Over the past year we have begun work on a set of administrative tools for Discovery which will help towards that goal by enabling us to curate data here at The National Archives and in turn allow for archives services to contribute data directly to Discovery at a time and pace that suits them.
Engaging with other archives
During that time, we had a series of conversations with other archives, to gather sample catalogue data and to learn more about current accessioning and cataloguing practice. These trials generated a lot of discussion points and we knew that we needed to meet with colleagues from across the archives sector to share our findings. Last month we held a workshop here at The National Archives to discuss the future of the Discovery service and encourage discussion.
It is very important for us to continually engage with our users, including archives professionals, because we work on a principle of user-centred design for our digital services. For more detail about how we apply this principle, you may find this blog my colleague Paul interesting.
The workshop was an opportunity for us to update colleagues on our progress, share prototypes of some new features, and invite discussion of themes drawn from our telephone research.
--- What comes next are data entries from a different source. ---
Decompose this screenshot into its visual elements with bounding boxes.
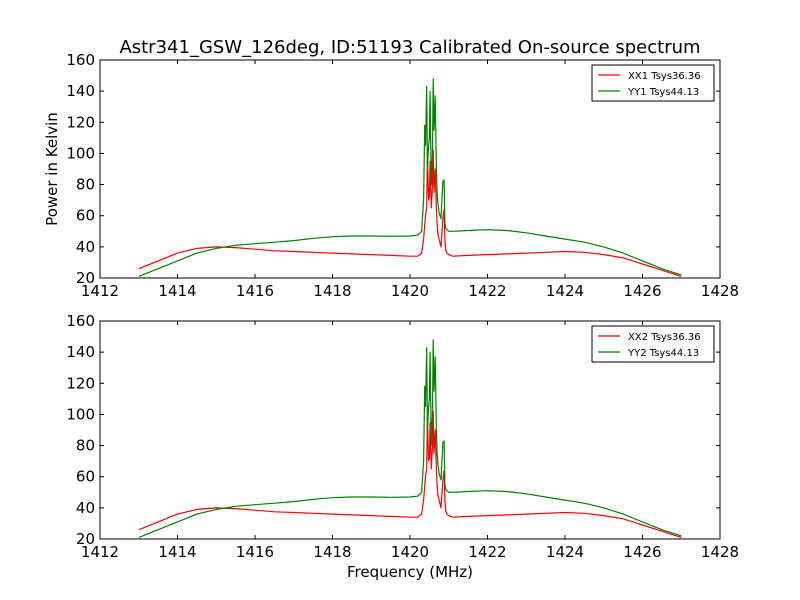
y-tick-label: 60 [76, 468, 95, 486]
legend: XX2 Tsys36.36 YY2 Tsys44.13 [591, 325, 715, 363]
legend-label: XX1 Tsys36.36 [628, 71, 701, 82]
y-tick-label: 20 [76, 530, 95, 548]
x-tick-label: 1416 [236, 282, 274, 300]
series-line-2 [138, 78, 682, 277]
y-tick-label: 60 [76, 207, 95, 225]
chart-title: Astr341_GSW_126deg, ID:51193 Calibrated … [119, 37, 700, 58]
legend-label: XX2 Tsys36.36 [628, 332, 701, 343]
y-tick-label: 40 [76, 238, 95, 256]
x-tick-label: 1414 [158, 543, 196, 561]
x-tick-label: 1424 [546, 282, 584, 300]
y-axis-label: Power in Kelvin [43, 112, 61, 226]
x-tick-label: 1414 [158, 282, 196, 300]
y-tick-label: 80 [76, 176, 95, 194]
legend-box [591, 64, 715, 102]
x-tick-label: 1422 [468, 543, 506, 561]
y-tick-label: 120 [66, 113, 95, 131]
legend: XX1 Tsys36.36 YY1 Tsys44.13 [591, 64, 715, 102]
x-tick-label: 1412 [81, 282, 119, 300]
x-tick-label: 1428 [701, 543, 739, 561]
y-tick-label: 160 [66, 312, 95, 330]
x-tick-label: 1424 [546, 543, 584, 561]
chart-panel-1: 1412 1414 1416 1418 1420 1422 1424 1426 1428 20 40… [43, 37, 739, 300]
x-tick-label: 1422 [468, 282, 506, 300]
x-tick-label: 1418 [313, 282, 351, 300]
y-tick-label: 100 [66, 144, 95, 162]
y-tick-label: 140 [66, 82, 95, 100]
y-tick-label: 40 [76, 499, 95, 517]
y-tick-label: 140 [66, 343, 95, 361]
chart-panel-2: 1412 1414 1416 1418 1420 1422 1424 1426 1428 20 40… [66, 312, 739, 581]
x-tick-label: 1420 [391, 543, 429, 561]
y-tick-label: 120 [66, 374, 95, 392]
series-line-2 [138, 339, 682, 538]
y-tick-label: 160 [66, 51, 95, 69]
y-tick-label: 100 [66, 405, 95, 423]
legend-label: YY1 Tsys44.13 [627, 87, 699, 98]
series-line-1 [138, 149, 682, 277]
legend-label: YY2 Tsys44.13 [627, 348, 699, 359]
series-line-1 [138, 410, 682, 538]
x-tick-label: 1420 [391, 282, 429, 300]
x-tick-label: 1426 [623, 543, 661, 561]
legend-box [591, 325, 715, 363]
y-tick-label: 20 [76, 269, 95, 287]
x-tick-label: 1428 [701, 282, 739, 300]
x-tick-label: 1418 [313, 543, 351, 561]
x-tick-label: 1426 [623, 282, 661, 300]
x-tick-label: 1416 [236, 543, 274, 561]
y-tick-label: 80 [76, 437, 95, 455]
x-axis-label: Frequency (MHz) [347, 563, 473, 581]
x-tick-label: 1412 [81, 543, 119, 561]
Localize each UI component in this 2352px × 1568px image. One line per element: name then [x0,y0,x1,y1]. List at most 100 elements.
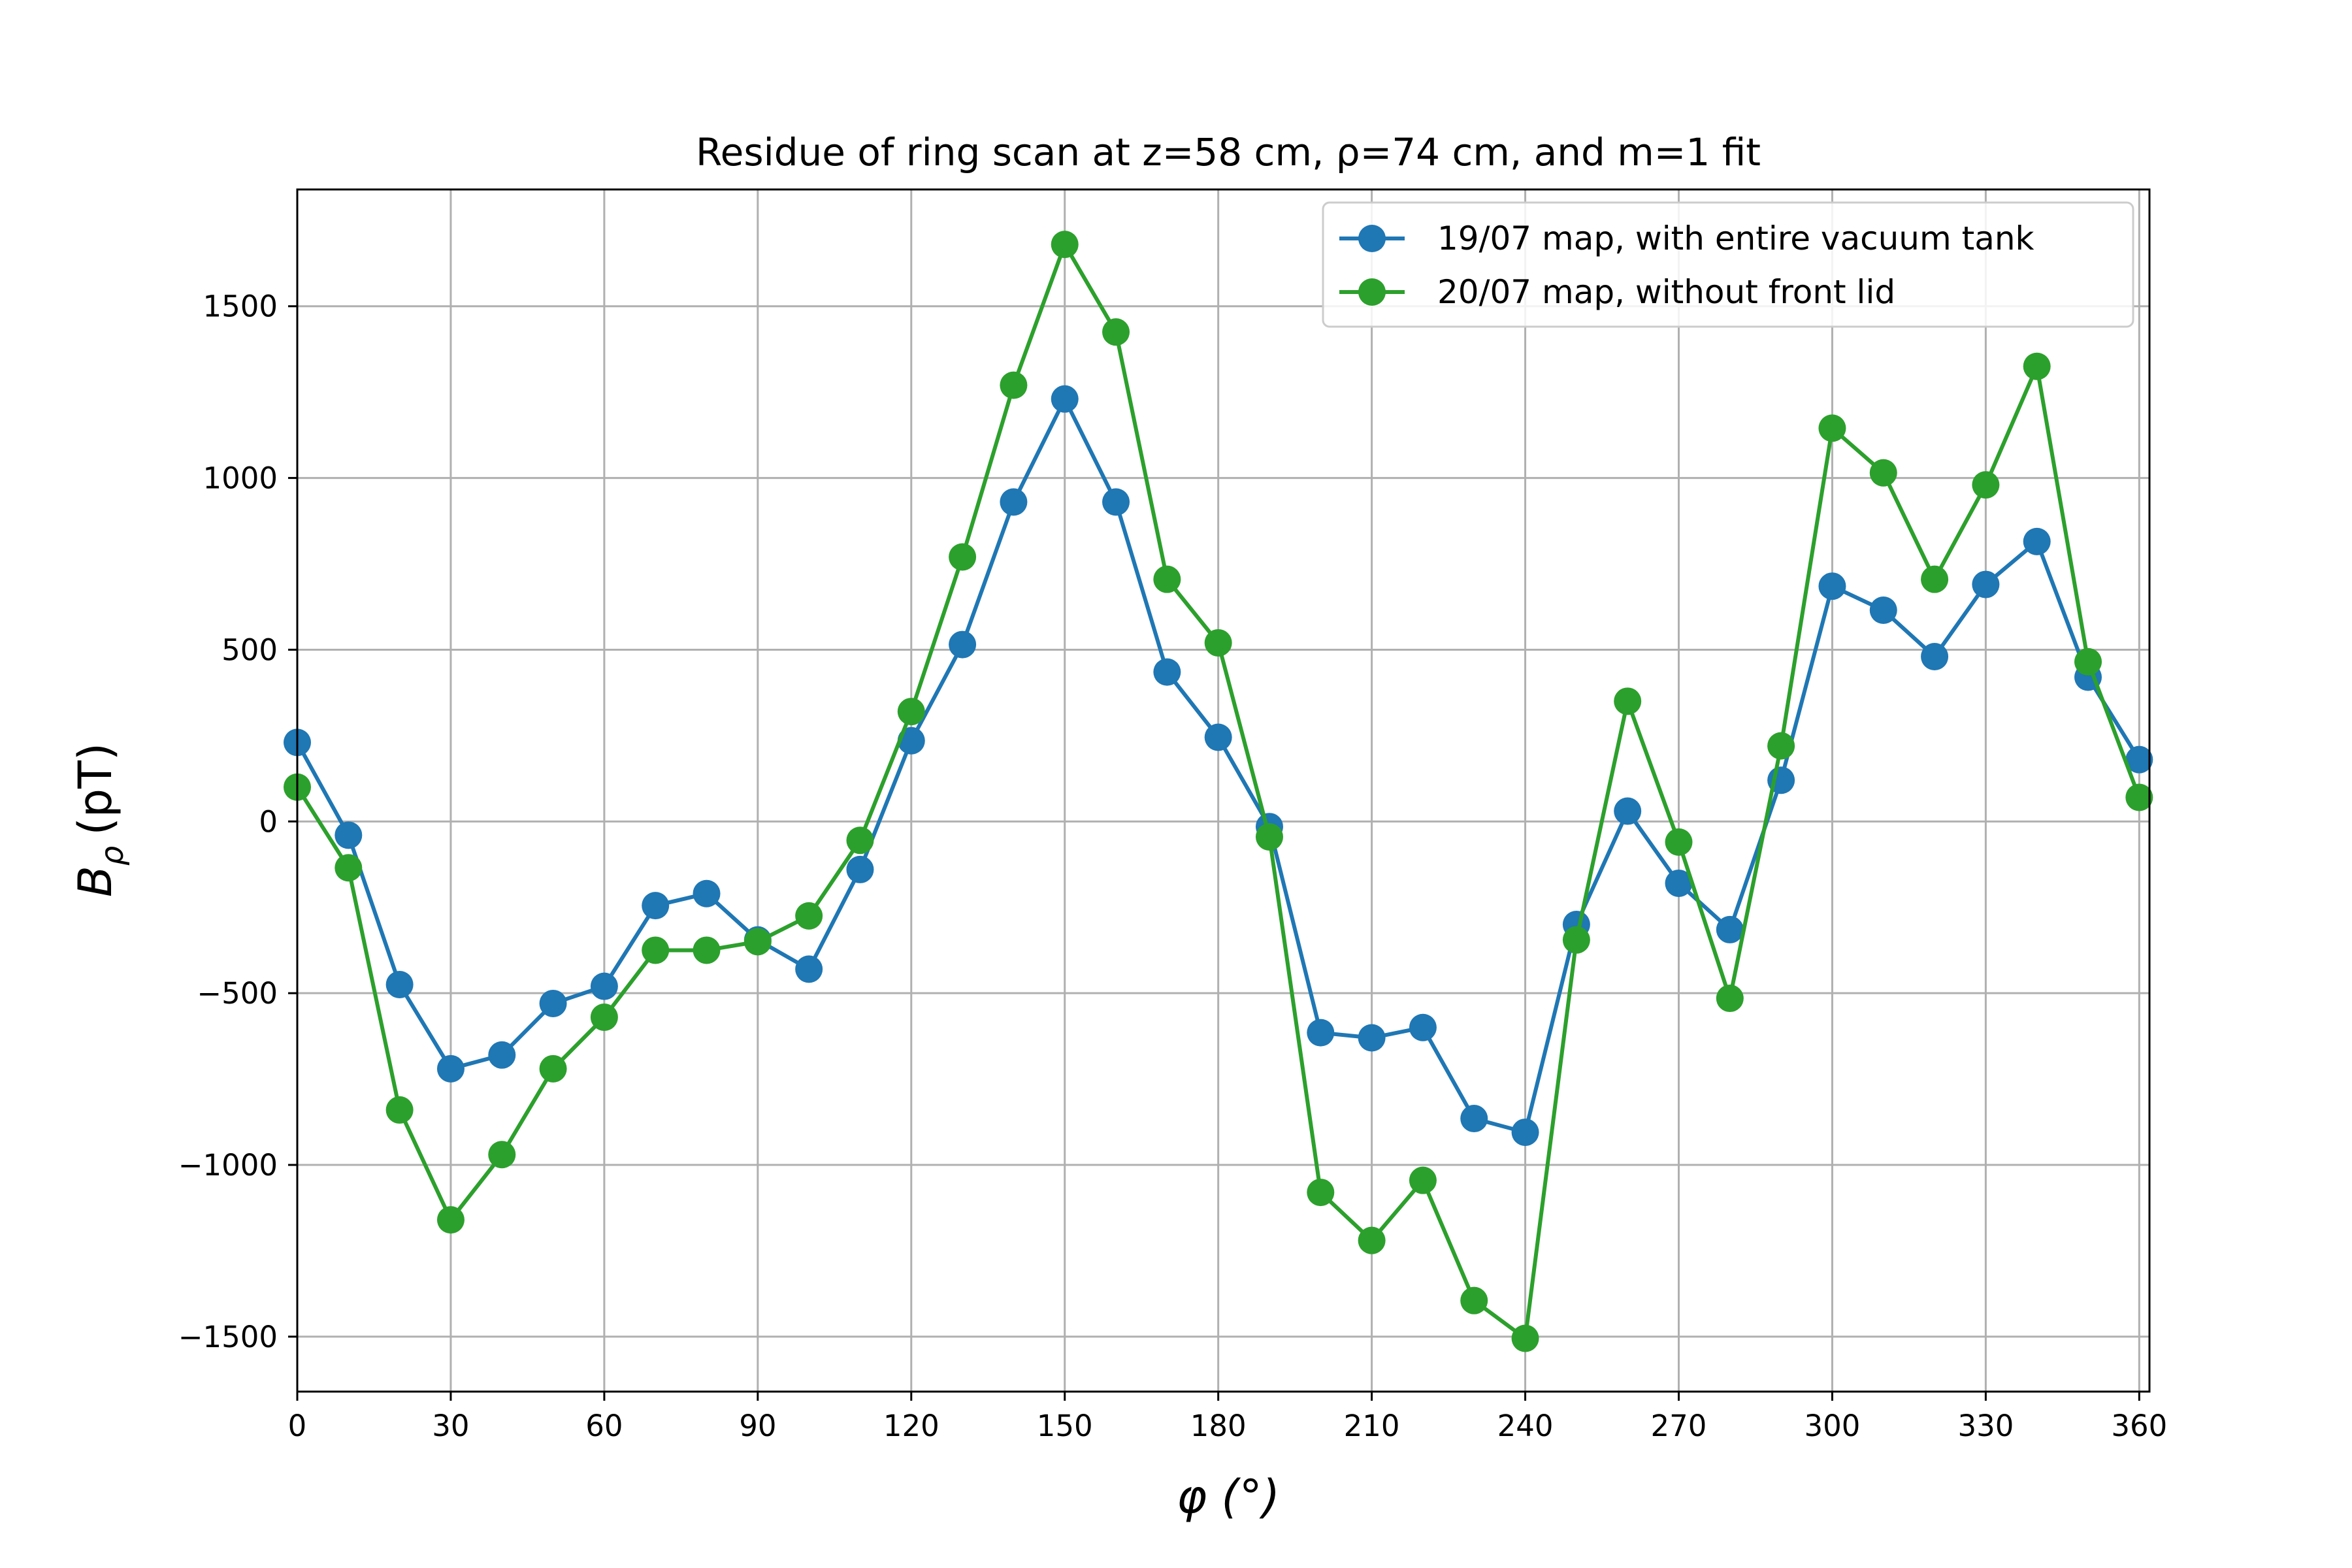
x-axis-label: φ (°) [1177,1470,1280,1524]
data-point [1614,687,1642,715]
data-point [642,936,670,964]
x-tick-label: 60 [585,1409,623,1443]
x-tick-label: 270 [1651,1409,1707,1443]
legend-marker [1358,278,1386,306]
data-point [693,879,721,907]
data-point [1255,823,1283,851]
data-point [1460,1105,1488,1133]
data-point [1921,642,1949,670]
data-point [1869,459,1897,487]
series-1 [284,385,2153,1147]
x-tick-label: 180 [1190,1409,1247,1443]
data-point [1204,629,1232,657]
data-point [642,892,670,920]
data-point [539,989,567,1017]
legend-box [1322,201,2134,328]
data-point [2125,745,2153,774]
y-tick-label: 500 [221,632,278,667]
y-axis-label: Bρ (pT) [69,743,131,897]
data-point [335,854,363,882]
series-2 [284,231,2153,1352]
data-point [1665,869,1693,897]
x-tick-label: 360 [2111,1409,2167,1443]
data-point [1716,985,1744,1013]
x-tick-label: 150 [1037,1409,1093,1443]
legend-entry-2: 20/07 map, without front lid [1339,273,1895,311]
x-tick-label: 0 [288,1409,307,1443]
data-point [1102,488,1130,516]
y-tick-label: 0 [259,804,278,839]
x-tick-label: 330 [1957,1409,2014,1443]
y-axis-label-unit: (pT) [69,743,122,836]
x-tick-label: 300 [1804,1409,1860,1443]
data-point [1000,488,1028,516]
legend-marker [1358,225,1386,252]
axis-ticks: 0 30 60 90 120 150 180 210 240 270 300 330 360 −1500 −… [178,289,2168,1443]
data-point [846,855,874,883]
data-point [1051,385,1079,413]
y-tick-label: 1000 [203,461,278,496]
data-point [590,972,618,1000]
y-tick-label: −500 [197,976,278,1011]
grid-lines [296,189,2149,1392]
data-point [2023,352,2051,380]
y-tick-label: −1500 [178,1320,278,1354]
data-point [1716,915,1744,943]
data-point [949,630,977,659]
data-point [1358,1226,1386,1254]
data-point [1767,732,1795,760]
data-point [385,1096,414,1124]
data-point [1665,828,1693,856]
data-point [1000,371,1028,399]
x-tick-label: 210 [1344,1409,1400,1443]
data-point [2125,783,2153,811]
data-point [1869,596,1897,624]
data-point [1972,570,2000,598]
data-point [1307,1179,1335,1207]
data-point [1153,565,1181,593]
y-axis-label-base: B [69,866,122,897]
y-tick-label: −1000 [178,1148,278,1183]
data-point [1051,231,1079,259]
y-tick-label: 1500 [203,289,278,324]
data-point [1409,1166,1437,1194]
data-point [1511,1324,1539,1352]
legend-entry-1: 19/07 map, with entire vacuum tank [1339,220,2034,257]
data-point [795,902,823,930]
x-tick-label: 30 [432,1409,469,1443]
legend-label: 19/07 map, with entire vacuum tank [1437,220,2034,257]
x-tick-label: 90 [739,1409,776,1443]
series-layer [284,231,2153,1352]
data-point [539,1054,567,1083]
data-point [1102,318,1130,346]
data-point [1204,723,1232,751]
legend-label: 20/07 map, without front lid [1437,273,1895,311]
data-point [1153,658,1181,686]
data-point [1358,1024,1386,1052]
data-point [1562,926,1590,954]
chart-title: Residue of ring scan at z=58 cm, ρ=74 cm… [696,130,1761,174]
data-point [1921,565,1949,593]
data-point [1409,1013,1437,1041]
data-point [693,936,721,964]
data-point [1460,1286,1488,1315]
data-point [488,1041,516,1069]
data-point [1972,471,2000,499]
data-point [1614,797,1642,825]
data-point [385,971,414,999]
plot-frame [296,188,2151,1393]
data-point [488,1141,516,1169]
data-point [1307,1019,1335,1047]
x-tick-label: 240 [1497,1409,1554,1443]
data-point [335,821,363,849]
data-point [1818,572,1846,600]
data-point [2074,647,2102,676]
data-point [897,698,925,726]
x-tick-label: 120 [883,1409,939,1443]
data-point [846,826,874,855]
data-point [743,928,772,956]
y-axis-label-sub: ρ [94,846,131,866]
data-point [436,1054,465,1083]
data-point [1818,414,1846,442]
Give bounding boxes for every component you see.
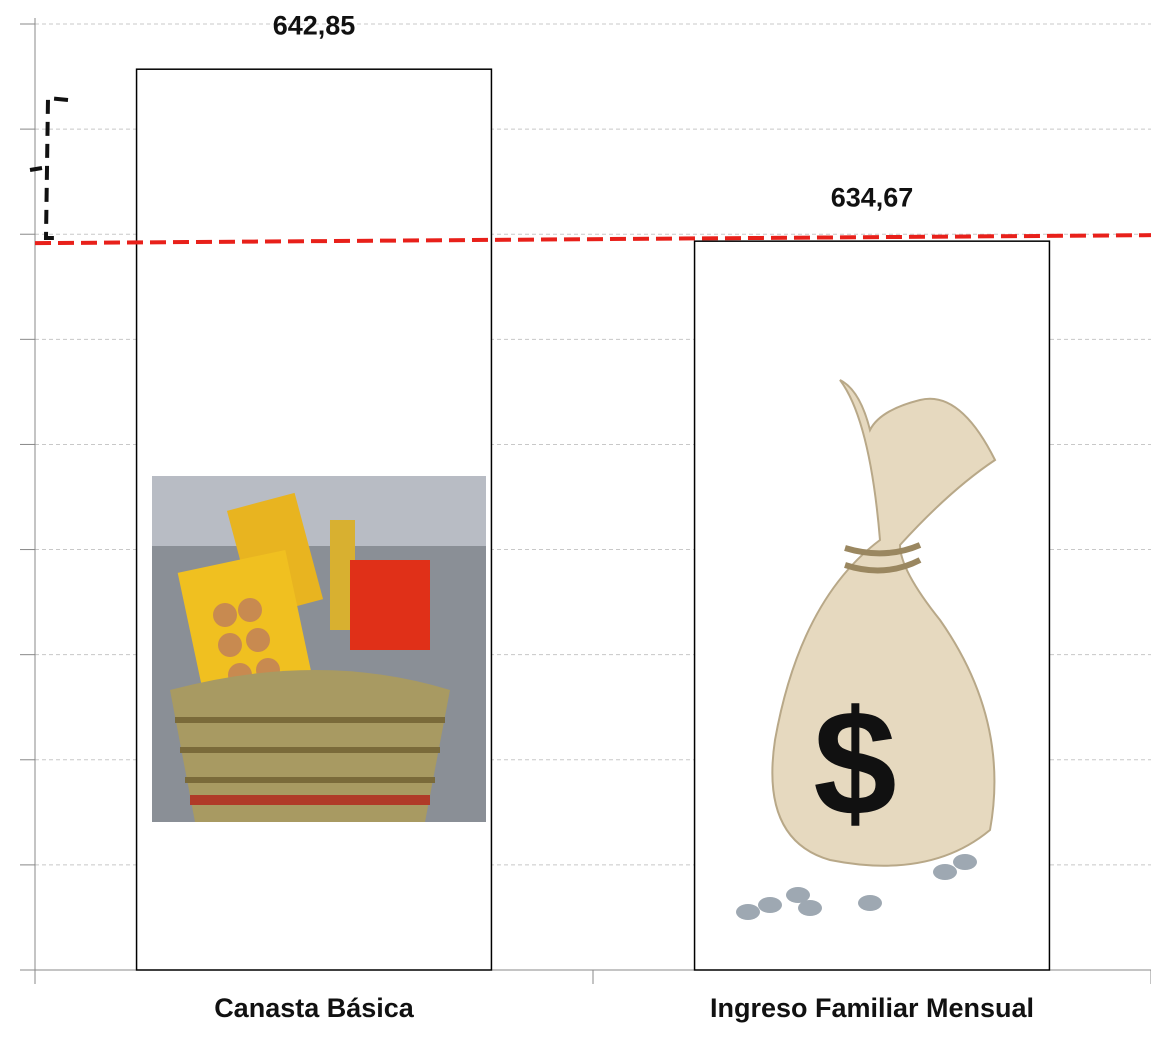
reference-line (34, 233, 1151, 246)
value-label: 642,85 (273, 10, 356, 40)
x-tick-label: Ingreso Familiar Mensual (710, 993, 1034, 1023)
value-label: 634,67 (831, 182, 914, 212)
basket-image (152, 476, 486, 822)
dollar-sign: $ (813, 679, 896, 847)
money-bag-image: $ (736, 379, 997, 920)
bracket (29, 95, 69, 240)
overlay: 642,85 Canasta Básica 634,67 Ingreso Famili… (34, 10, 1151, 1023)
x-tick-label: Canasta Básica (214, 993, 415, 1023)
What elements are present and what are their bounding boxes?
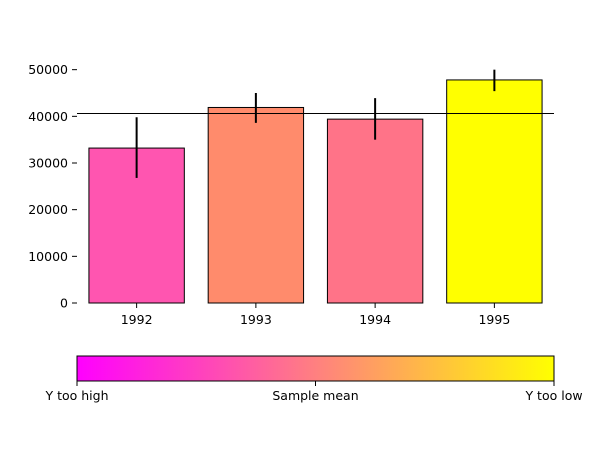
y-tick-label: 20000 — [28, 202, 68, 217]
x-tick-label: 1993 — [240, 312, 272, 327]
colorbar-gradient — [76, 355, 555, 382]
y-tick-label: 40000 — [28, 109, 68, 124]
colorbar-label: Y too low — [524, 388, 582, 403]
colorbar-label: Sample mean — [272, 388, 358, 403]
x-axis: 1992 1993 1994 1995 — [121, 303, 510, 327]
x-tick-label: 1992 — [121, 312, 153, 327]
bar-1993 — [207, 106, 305, 304]
y-tick-label: 30000 — [28, 156, 68, 171]
x-tick-label: 1995 — [478, 312, 510, 327]
y-tick-label: 0 — [60, 296, 68, 311]
y-tick-label: 50000 — [28, 62, 68, 77]
colorbar: Y too high Sample mean Y too low — [44, 355, 583, 403]
y-tick-label: 10000 — [28, 249, 68, 264]
y-axis: 0 10000 20000 30000 40000 50000 — [28, 62, 77, 311]
bar-1994 — [326, 118, 424, 304]
x-tick-label: 1994 — [359, 312, 391, 327]
colorbar-label: Y too high — [44, 388, 108, 403]
error-bars — [135, 69, 496, 178]
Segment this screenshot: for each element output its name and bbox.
Over the course of the workshop, many ideas were raised, particularly around how archives approach accessioning and description of collections, and how they see the challenge of sharing their data.
Ideas from the session were recorded on sticky notes. In total we wrote down more than 130 ideas, many of which will be developed into full user requirements which will shape the future form and function of Discovery.
One of the ideas discussed at the workshop was developing some kind of Discovery contributor group, a community space that would enable active contributors to Discovery to discuss their experiences sharing archival data and case studies of best practice. We are already looking at ways to make this a reality.
We received some really positive feedback from the workshop, including:
Matti Watton, Archivist, Lambeth Palace Library:
‘As we are likely to be a contributor of external data to Discovery, it was good to be able to discuss how its development can fit with our needs.Â Since the way archive services operate and their circumstances can differ so much, consulting them about how they might engage with Discovery has to be an important part of its development.’
David Tilsley, Collections Manager, Lancashire Archives:
‘I do think future Discovery development offers a unique opportunity to work together to significantly extend the reach of our collections information and increase access.’
As a result of this feedback, and the vibrant discussion at the workshop, we knew we needed to reach a wider audience to encourage discussion right across the archives sector. To achieve that, we have planned two further workshops in November.
The overall objective of these workshops is to develop a clear sense of what the wider archives sector would like Discovery to offer. This will help to inform our work and foster focused and transparent development of the Discovery service. As we make progress, we will publish our finding and provide regular updates on the development of Discovery.